My mom celebrated her birthday yesterday and while I drove home from her house I started thinking about her advice to me. When I first began writing Mom’s Monday Memo, it was in response to my daughters inability to recall any advice I’d given them. The realization that I hadn’t clearly shared any “words of wisdom” inspired me to write weekly to help them remember those lessons I thought I’d provided throughout the years.
However, when they asked about the most important advice from my mom, I realized that I also drew a blank…not because there were no lessons, but it’s much more difficult to put those life lessons into words than I expected. Yesterday, her birthday made me think about my daughter’s question again; and I realized, like me, she shared lots of daily advice. But the one thing that I had the biggest impact on me was the lessons on organization.
Mom is the definition of organization. She believes in a place for everything and everything in its place. Our house was always picture perfect. Even the “junk drawer” as she called it was orderly.

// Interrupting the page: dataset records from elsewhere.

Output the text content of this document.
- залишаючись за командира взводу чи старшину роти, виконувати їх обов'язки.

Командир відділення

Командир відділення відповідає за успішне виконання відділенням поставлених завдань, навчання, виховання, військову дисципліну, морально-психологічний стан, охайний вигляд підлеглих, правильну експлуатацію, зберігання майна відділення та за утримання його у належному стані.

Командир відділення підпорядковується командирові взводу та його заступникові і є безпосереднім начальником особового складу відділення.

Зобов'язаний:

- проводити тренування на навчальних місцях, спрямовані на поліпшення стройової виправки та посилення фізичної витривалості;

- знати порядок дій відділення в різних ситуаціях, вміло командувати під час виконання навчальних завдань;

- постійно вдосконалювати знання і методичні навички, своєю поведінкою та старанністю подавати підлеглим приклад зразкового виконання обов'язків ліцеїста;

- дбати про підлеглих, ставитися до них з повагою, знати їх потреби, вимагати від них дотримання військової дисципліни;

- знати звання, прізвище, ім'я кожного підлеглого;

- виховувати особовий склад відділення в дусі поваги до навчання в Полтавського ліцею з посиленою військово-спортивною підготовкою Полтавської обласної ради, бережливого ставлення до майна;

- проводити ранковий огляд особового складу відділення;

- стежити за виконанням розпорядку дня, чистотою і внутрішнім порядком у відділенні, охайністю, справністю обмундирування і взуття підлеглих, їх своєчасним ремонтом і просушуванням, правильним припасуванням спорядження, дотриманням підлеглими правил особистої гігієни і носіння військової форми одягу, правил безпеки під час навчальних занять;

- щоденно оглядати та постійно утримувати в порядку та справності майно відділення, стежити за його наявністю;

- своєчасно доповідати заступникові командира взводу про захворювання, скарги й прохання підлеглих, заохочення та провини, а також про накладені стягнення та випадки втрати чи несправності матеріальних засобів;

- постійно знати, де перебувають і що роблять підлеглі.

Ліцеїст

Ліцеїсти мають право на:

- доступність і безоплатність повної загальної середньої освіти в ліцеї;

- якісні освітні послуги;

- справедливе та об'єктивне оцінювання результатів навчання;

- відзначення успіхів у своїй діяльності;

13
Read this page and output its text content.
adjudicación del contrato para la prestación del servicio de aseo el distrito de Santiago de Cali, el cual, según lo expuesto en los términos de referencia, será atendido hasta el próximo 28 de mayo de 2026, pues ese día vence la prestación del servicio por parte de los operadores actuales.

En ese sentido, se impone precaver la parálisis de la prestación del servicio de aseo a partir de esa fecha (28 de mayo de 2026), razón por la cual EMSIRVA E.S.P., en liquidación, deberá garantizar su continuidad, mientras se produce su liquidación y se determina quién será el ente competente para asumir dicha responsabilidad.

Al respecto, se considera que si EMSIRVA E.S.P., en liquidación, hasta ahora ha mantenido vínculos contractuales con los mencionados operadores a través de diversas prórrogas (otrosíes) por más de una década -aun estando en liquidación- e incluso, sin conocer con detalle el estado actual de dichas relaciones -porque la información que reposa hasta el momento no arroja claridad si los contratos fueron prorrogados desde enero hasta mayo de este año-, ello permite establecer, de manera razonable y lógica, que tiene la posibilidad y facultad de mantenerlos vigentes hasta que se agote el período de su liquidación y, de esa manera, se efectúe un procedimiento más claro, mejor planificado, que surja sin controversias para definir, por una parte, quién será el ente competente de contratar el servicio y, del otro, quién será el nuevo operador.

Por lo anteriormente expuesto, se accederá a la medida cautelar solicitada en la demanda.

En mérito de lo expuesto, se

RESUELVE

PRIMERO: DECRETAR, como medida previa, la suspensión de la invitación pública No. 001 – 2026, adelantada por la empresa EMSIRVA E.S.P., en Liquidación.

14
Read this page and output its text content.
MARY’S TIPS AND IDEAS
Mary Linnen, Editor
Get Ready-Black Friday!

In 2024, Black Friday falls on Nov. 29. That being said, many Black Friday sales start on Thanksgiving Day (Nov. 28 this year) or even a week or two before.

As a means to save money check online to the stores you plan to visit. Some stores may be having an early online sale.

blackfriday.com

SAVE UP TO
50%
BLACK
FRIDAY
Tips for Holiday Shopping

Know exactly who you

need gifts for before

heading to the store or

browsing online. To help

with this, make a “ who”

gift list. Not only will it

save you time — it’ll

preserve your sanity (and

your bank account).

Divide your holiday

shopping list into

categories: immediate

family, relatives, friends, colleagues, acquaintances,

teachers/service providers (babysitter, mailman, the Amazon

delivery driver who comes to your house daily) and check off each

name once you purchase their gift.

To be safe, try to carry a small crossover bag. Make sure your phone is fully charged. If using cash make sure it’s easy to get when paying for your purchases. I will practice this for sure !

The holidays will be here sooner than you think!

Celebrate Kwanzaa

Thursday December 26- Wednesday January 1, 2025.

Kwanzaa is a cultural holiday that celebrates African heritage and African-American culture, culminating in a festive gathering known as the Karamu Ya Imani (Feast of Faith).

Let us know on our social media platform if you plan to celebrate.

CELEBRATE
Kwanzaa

She taught me the importance of lists. Lists to plan homework assignments or projects, lists of items to pack for vacation, lists of chores to be completed. I most remember writing grocery lists. While she would look through the cabinets and refrigerator I recorded the items on the list. We wrote the list in the order items were found in the grocery…aisle by aisle…a huge time saver. In addition, we estimated the cost of each item on the list to determine how much money would be needed. It was a game to see how close we’d be to the actual cost of the week’s grocery bill and it wasn’t unusual for us to be off by only a dollar or two on a bill in excess of $100.
When a senior in high school I observed another example of mom’s organization skills. She created folders for each college application with all of the required elements as well as a file for all of the financial aid information. Even though the college process was not as complicated in the 70s as it is today, she organized a system to insure we didn’t miss deadlines. This system served me well as a high school student, and it also served me well as the parent some 25 years later. (I even added color coded files to help stay organized through this college application process.)
Finally, when I think of my mom’s advice, I hear these words:
Always look both ways.
You can’t be too careful. (I found this super confusing…”too careful”??? but I finally figured it out.)
Don’t wish your life away. (These words seem more appropriate each day and in fact, I said this to a co-worker earlier in the week.)
Happy birthday, mom and thanks. I don’t practice that – a place for everything and everything in its place – but organization serves me well.